Malko trépignait, assis à l’arrière de la voiture du Serena Beach. Le chauffeur, un brave Kenyan au crâne rasé, faisait ce qu’il pouvait, mais la circulation était effroyable sur la route côtière.

Ils franchirent le Nyali bridge à une allure d’escargot, puis, après quelques kilomètres, tournèrent à gauche pour traverser l’île de Mombasa.

Tandis qu’ils se traînaient dans Moi avenue, passant sous les défenses d’éléphant en ciment enjambant la chaussée, il réalisa qu’il n’était même pas armé !

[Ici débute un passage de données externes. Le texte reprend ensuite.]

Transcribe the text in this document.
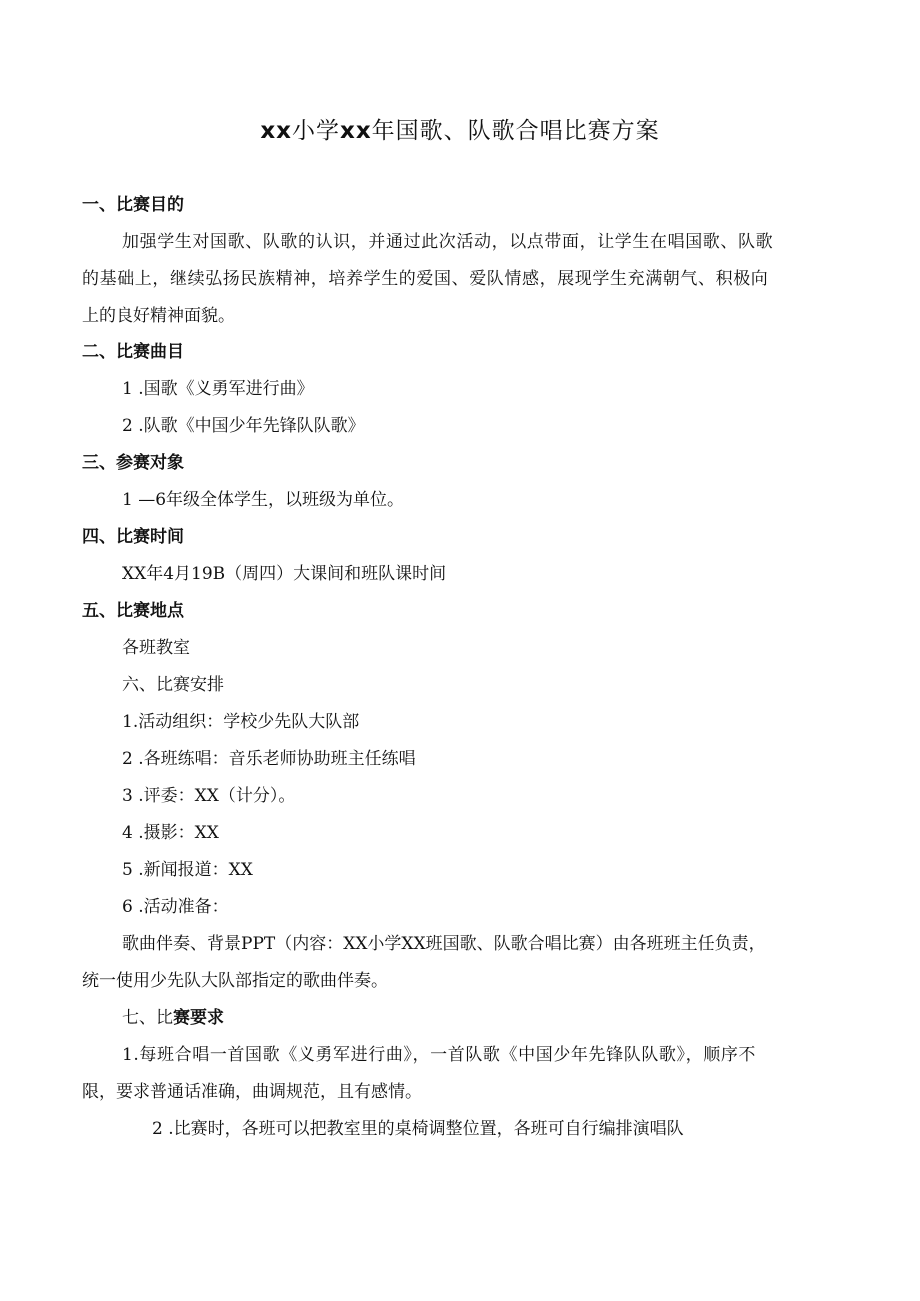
xx小学xx年国歌、队歌合唱比赛方案
一、比赛目的
加强学生对国歌、队歌的认识，并通过此次活动，以点带面，让学生在唱国歌、队歌
的基础上，继续弘扬民族精神，培养学生的爱国、爱队情感，展现学生充满朝气、积极向
上的良好精神面貌。
二、比赛曲目
1 .国歌《义勇军进行曲》
2 .队歌《中国少年先锋队队歌》
三、参赛对象
1 —6年级全体学生，以班级为单位。
四、比赛时间
XX年4月19B（周四）大课间和班队课时间
五、比赛地点
各班教室
六、比赛安排
1.活动组织：学校少先队大队部
2 .各班练唱：音乐老师协助班主任练唱
3 .评委：XX（计分）。
4 .摄影：XX
5 .新闻报道：XX
6 .活动准备：
歌曲伴奏、背景PPT（内容：XX小学XX班国歌、队歌合唱比赛）由各班班主任负责，
统一使用少先队大队部指定的歌曲伴奏。
七、比赛要求
1.每班合唱一首国歌《义勇军进行曲》，一首队歌《中国少年先锋队队歌》，顺序不
限，要求普通话准确，曲调规范，且有感情。
2 .比赛时，各班可以把教室里的桌椅调整位置，各班可自行编排演唱队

Durant le trajet, il avait eu le temps d’alerter Mark Roll qui envoyait un jet privé à l’aéroport de Mombasa pour rapatrier Amin Osman Said sur Nairobi. « Wild Harry » jugeait inutile de venir, puisque les choses se passaient bien.

En repensant à l’étrange coup de fil reçu au Serena Beach, Malko eut soudain une idée et appela Malcolm, le patron des « Blackwater ».

Lui expliquant la situation.

Le Sud-Africain n’hésita pas.

— Je saute dans un youyou avec ce qu’il faut, promit-il. J’arriverai peut-être avant vous. Rendez-vous en face du Kenya Ports Service.

Malko trépignait intérieurement. Dans quelques minutes, il allait enfin obtenir l’information pour laquelle il avait risqué sa vie à Mogadiscio : l’identification du bateau qui devait être attaqué par les pirates alliés aux shebabs.

Hawo lui prit doucement la main et la serra.

-Ne soyez pas nerveux, dit-elle, tout va bien se passer.